International Quilt Study Center & Museum
- Albert Macchietto, Principal, Alley Poyner Macchietto Architecture, P.C.
- Location: Lincoln, Nebraska, USA
- Year Completed: 2008
- End Use: Academic, Museum
- Architect: Robert A.M. Stern Architects, LLP – New York, NY
- Architect of Record: Alley Poyner Macchietto Architecture, P.C. – Omaha, NE
- General Contractor: Hawkins Construction Company – Lincoln, NE
- Owner: University of Nebraska- Lincoln
The International Quilt Study Center and Museum in Lincoln, NE is home to more than 2,300 quilts. In a building filled with fabrics, it was only fitting to incorporate a new kind of fabric into the building's design. Architectural mesh from Cambridge Architectural drapes the expansive windows of the venue, letting in the perfect amount of light. Mesh provides a large-scale streamlined look that makes an elegant statement inside the building, and can be appreciated from the outside as well.
The Cambridge system employs lustrous woven metal fabric, which complements the Quilt Museum's theme perfectly.
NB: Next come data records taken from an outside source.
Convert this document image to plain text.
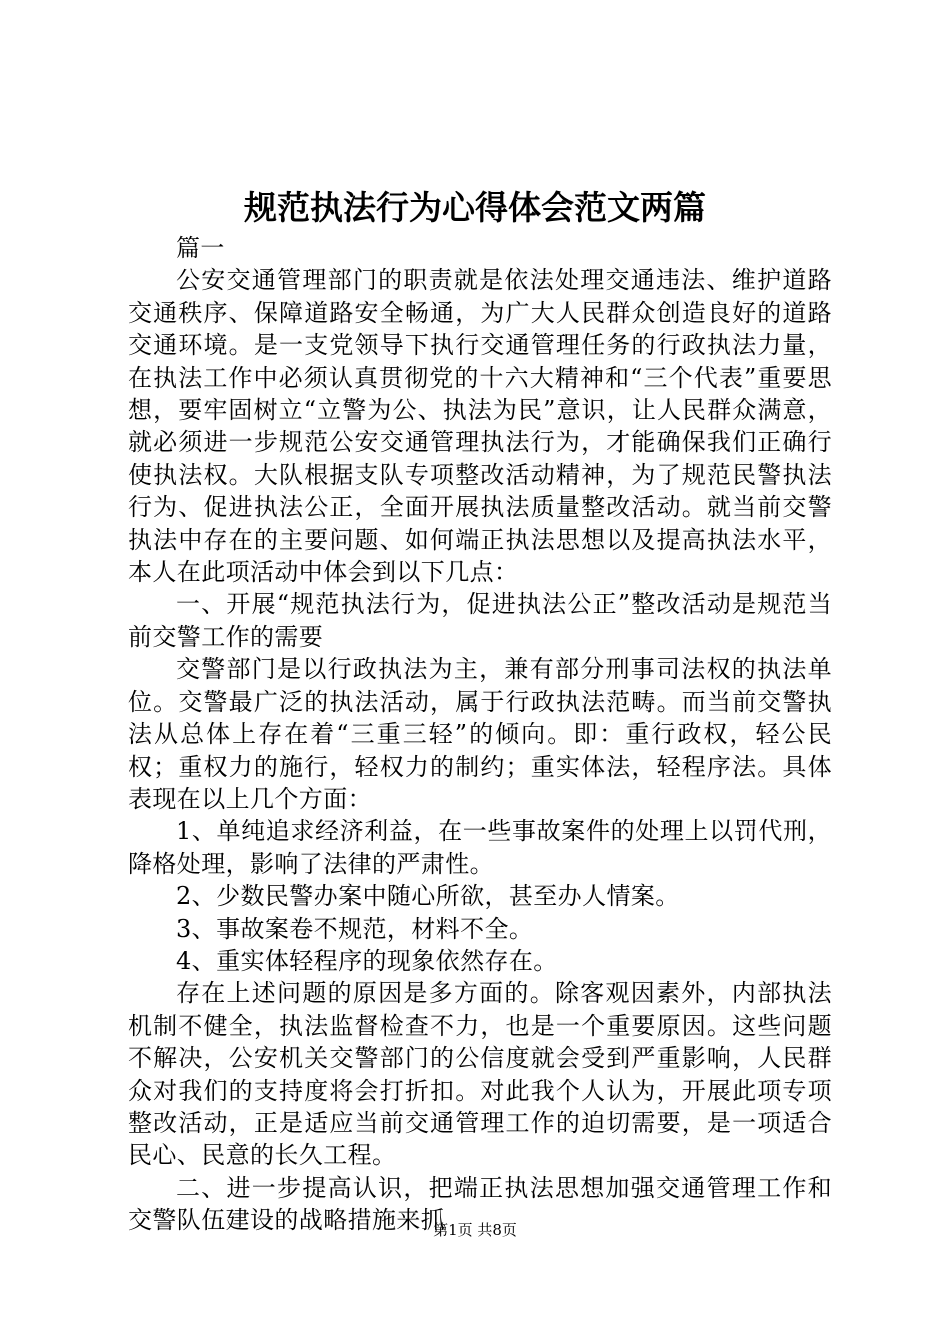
规范执法行为心得体会范文两篇

篇一

公安交通管理部门的职责就是依法处理交通违法、维护道路交通秩序、保障道路安全畅通，为广大人民群众创造良好的道路交通环境。是一支党领导下执行交通管理任务的行政执法力量，在执法工作中必须认真贯彻党的十六大精神和“三个代表”重要思想，要牢固树立“立警为公、执法为民”意识，让人民群众满意，就必须进一步规范公安交通管理执法行为，才能确保我们正确行使执法权。大队根据支队专项整改活动精神，为了规范民警执法行为、促进执法公正，全面开展执法质量整改活动。就当前交警执法中存在的主要问题、如何端正执法思想以及提高执法水平，本人在此项活动中体会到以下几点：

一、开展“规范执法行为，促进执法公正”整改活动是规范当前交警工作的需要

交警部门是以行政执法为主，兼有部分刑事司法权的执法单位。交警最广泛的执法活动，属于行政执法范畴。而当前交警执法从总体上存在着“三重三轻”的倾向。即：重行政权，轻公民权；重权力的施行，轻权力的制约；重实体法，轻程序法。具体表现在以上几个方面：

1、单纯追求经济利益，在一些事故案件的处理上以罚代刑，降格处理，影响了法律的严肃性。

2、少数民警办案中随心所欲，甚至办人情案。

3、事故案卷不规范，材料不全。

4、重实体轻程序的现象依然存在。

存在上述问题的原因是多方面的。除客观因素外，内部执法机制不健全，执法监督检查不力，也是一个重要原因。这些问题不解决，公安机关交警部门的公信度就会受到严重影响，人民群众对我们的支持度将会打折扣。对此我个人认为，开展此项专项整改活动，正是适应当前交通管理工作的迫切需要，是一项适合民心、民意的长久工程。

二、进一步提高认识，把端正执法思想加强交通管理工作和交警队伍建设的战略措施来抓

第1页 共8页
The woven metal mesh application employs daylighting by effectively managing natural light and maximizing visual comfort. The mesh shades the sun and eases the light gradually as patrons walk through. Metal fabric is an extremely unique shading material, and it can be designed to meet almost any structural or opacity requirement. It can be specified to allow the exact amount of light necessary to pass through a given barrier. Mesh is a sophisticated material that delivers supreme functionality to the Quilt Museum.
This architectural mesh application combines a superior aesthetic with high quality performance, eliminating the need for additional interior materials. In the Quilt Museum, the sheer durability and lifecycle of the mesh window treatments reduces maintenance costs, and assures that there will be no need for replacement materials. Cambridge's metal fabric panels were engineered to fit the venue's expansive windows, ensuring a successful and issue-free installation that was specifically designed to optimize daylight in the Quilt Museum.
Once these materials, with a high volume of recycled content, reach the end of their lifecycles, they can be easily recycled into the next generation of architectural mesh.
Cambridge Architectural is an active member of the USGBC®, and helps architects take maximum advantage of LEED credit through the many categories in which architectural mesh systems apply, including optimized energy performance, incorporation of recycled content, the facilitation of daylighting and new construction.